Whether we like it or not, part of academia is the social aspect. People want to be around people they enjoy talking to or with, and this extends to hiring committees down the line. Consequently, regardless of how shy or introverted you may be, you need to learn how to talk with others beyond “hi, how are you?” and “Are you enjoying the conference?” This doesn’t mean you have to be Ms. Congeniality — but it does mean you have to make it a point to meet people and introduce yourself and say more than just, “I liked your paper, thanks.” Find a talking point. A friend of mine makes it a point to write down one thing that strikes her as particularly interesting in each paper she hears, and then asks questions or for further clarification on this point after the session is over. I have seen her wrangle an invitation to drinks or dinner on more than one occasion using this tactic. Remember — if you get happy when people take the time to comment on your work, then other people feel that way, too. Wouldn’t you want to have drinks with someone who liked your paper?

Finally, a note on looking the part — while I am not a suit girl and likely will never be a suit girl, neither do I wear jeans to conferences no matter the venue, organization, or size of the event involved. When you are a tenured professor you can wear whatever you like; but as a graduate student, remember that you are being judged on self-presentation. Wear comfortable, professional or semi-professional clothing, and comfortable shoes — you will be walking a lot, and hobbling with a grimace on your face because your feet hurt and the blisters are killing you is not a good look. For men, just a nice pair of pants, khakis or darker, a button-down shirt and a tie or bowtie will do; women can wear the same, or a dress, or a skirt and blouse combination. Ladies — please, double-check that when you sit down, the skirt covers your knees! It’s distracting in all the wrong ways to be able to see a woman’s underwear while she is presenting a paper, and I have seen this happen more than once — if you are not a compulsive leg-crosser, it’s better to just go with a long skirt or pants. Also, when you are giving your paper, if you have long hair tie it back so people can see your face as you read or present.

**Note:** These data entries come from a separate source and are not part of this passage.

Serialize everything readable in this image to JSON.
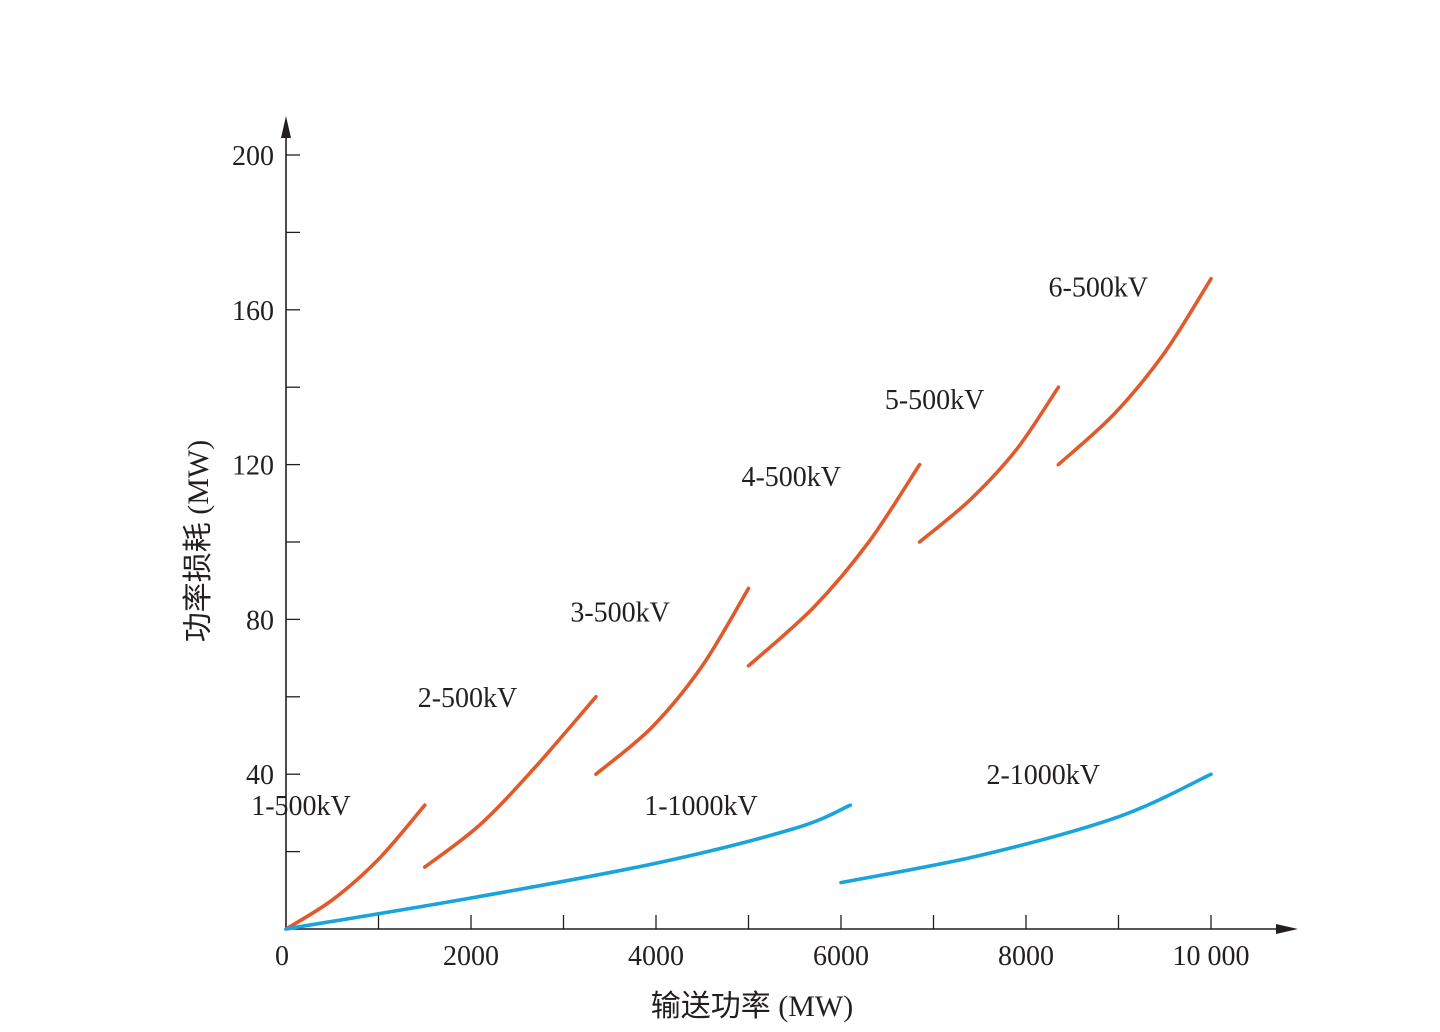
{
  "colors": {
    "axis": "#231f20",
    "series_500kv": "#e05a2b",
    "series_1000kv": "#1aa3dc"
  },
  "chart_data": {
    "type": "line",
    "title": "",
    "xlabel": "输送功率 (MW)",
    "ylabel": "功率损耗 (MW)",
    "xlim": [
      0,
      11000
    ],
    "ylim": [
      0,
      200
    ],
    "x_ticks": [
      {
        "value": 0,
        "label": "0"
      },
      {
        "value": 2000,
        "label": "2000"
      },
      {
        "value": 4000,
        "label": "4000"
      },
      {
        "value": 6000,
        "label": "6000"
      },
      {
        "value": 8000,
        "label": "8000"
      },
      {
        "value": 10000,
        "label": "10 000"
      }
    ],
    "x_minor_ticks": [
      1000,
      3000,
      5000,
      7000,
      9000
    ],
    "y_ticks": [
      {
        "value": 40,
        "label": "40"
      },
      {
        "value": 80,
        "label": "80"
      },
      {
        "value": 120,
        "label": "120"
      },
      {
        "value": 160,
        "label": "160"
      },
      {
        "value": 200,
        "label": "200"
      }
    ],
    "y_minor_ticks": [
      20,
      60,
      100,
      140,
      180
    ],
    "grid": false,
    "legend": "none",
    "series": [
      {
        "name": "1-500kV",
        "color_key": "series_500kv",
        "label_at": [
          700,
          32
        ],
        "points": [
          [
            0,
            0
          ],
          [
            500,
            7.5
          ],
          [
            1000,
            18
          ],
          [
            1500,
            32
          ]
        ]
      },
      {
        "name": "2-500kV",
        "color_key": "series_500kv",
        "label_at": [
          2500,
          60
        ],
        "points": [
          [
            1500,
            16
          ],
          [
            2100,
            27
          ],
          [
            2700,
            42
          ],
          [
            3350,
            60
          ]
        ]
      },
      {
        "name": "3-500kV",
        "color_key": "series_500kv",
        "label_at": [
          4150,
          82
        ],
        "points": [
          [
            3350,
            40
          ],
          [
            3950,
            52
          ],
          [
            4500,
            68
          ],
          [
            5000,
            88
          ]
        ]
      },
      {
        "name": "4-500kV",
        "color_key": "series_500kv",
        "label_at": [
          6000,
          117
        ],
        "points": [
          [
            5000,
            68
          ],
          [
            5700,
            83
          ],
          [
            6300,
            100
          ],
          [
            6850,
            120
          ]
        ]
      },
      {
        "name": "5-500kV",
        "color_key": "series_500kv",
        "label_at": [
          7550,
          137
        ],
        "points": [
          [
            6850,
            100
          ],
          [
            7400,
            111
          ],
          [
            7900,
            124
          ],
          [
            8350,
            140
          ]
        ]
      },
      {
        "name": "6-500kV",
        "color_key": "series_500kv",
        "label_at": [
          9320,
          166
        ],
        "points": [
          [
            8350,
            120
          ],
          [
            8950,
            133
          ],
          [
            9500,
            149
          ],
          [
            10000,
            168
          ]
        ]
      },
      {
        "name": "1-1000kV",
        "color_key": "series_1000kv",
        "label_at": [
          5100,
          32
        ],
        "points": [
          [
            0,
            0
          ],
          [
            2000,
            8
          ],
          [
            4000,
            17
          ],
          [
            5500,
            26
          ],
          [
            6100,
            32
          ]
        ]
      },
      {
        "name": "2-1000kV",
        "color_key": "series_1000kv",
        "label_at": [
          8800,
          40
        ],
        "points": [
          [
            6000,
            12
          ],
          [
            7500,
            19
          ],
          [
            9000,
            29
          ],
          [
            10000,
            40
          ]
        ]
      }
    ]
  }
}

Try not to be too stylish or trendy in your clothing choices, because you might be seen as “trying too hard” to be cool — remember, these are fellow academics, not models just off the catwalk; they’ll be more impressed with your thinking than with your cool factor, and you want them to be. It is completely fine and even desirable to accessorize with bright colorful and/or memorable items of jewelry, such as scarves, necklaces, earrings, rings and the like — I always wear my jade dragon ring and sometimes my dragon hairstick, which serve as talking-points and which people remember me for from one year to the next. Tattoos are a personal choice — I have one, and I’m not afraid to show it off, but it’s a discreet one on my ankle and hardly anyone ever notices it, whereas if I had a sleeve or body art visible at my neckline, I might consider wearing something that covers it in the interest of not alienating older academics who might or might not consider this acceptable decoration for a scholar. essentially, a good rule of thumb in clothing choices is that you want to attract attention, but not to be a distraction.

And before you attend any conference, go to the campus printing services at your college or university and have business cards made. It will cost you about ten dollars for a hundred of them, and you want to have them on you at all times during the conference and to distribute them to anyone you speak with who seems interested in your work, These should have your name, department, school address, email and phone number on them, and can also include your areas of specialization.

It’s probably obvious from the sheer length of this post, but I have grown to truly love going to scholarly conferences, and I hope some of this advice is helpful to those just starting out in conference attendance.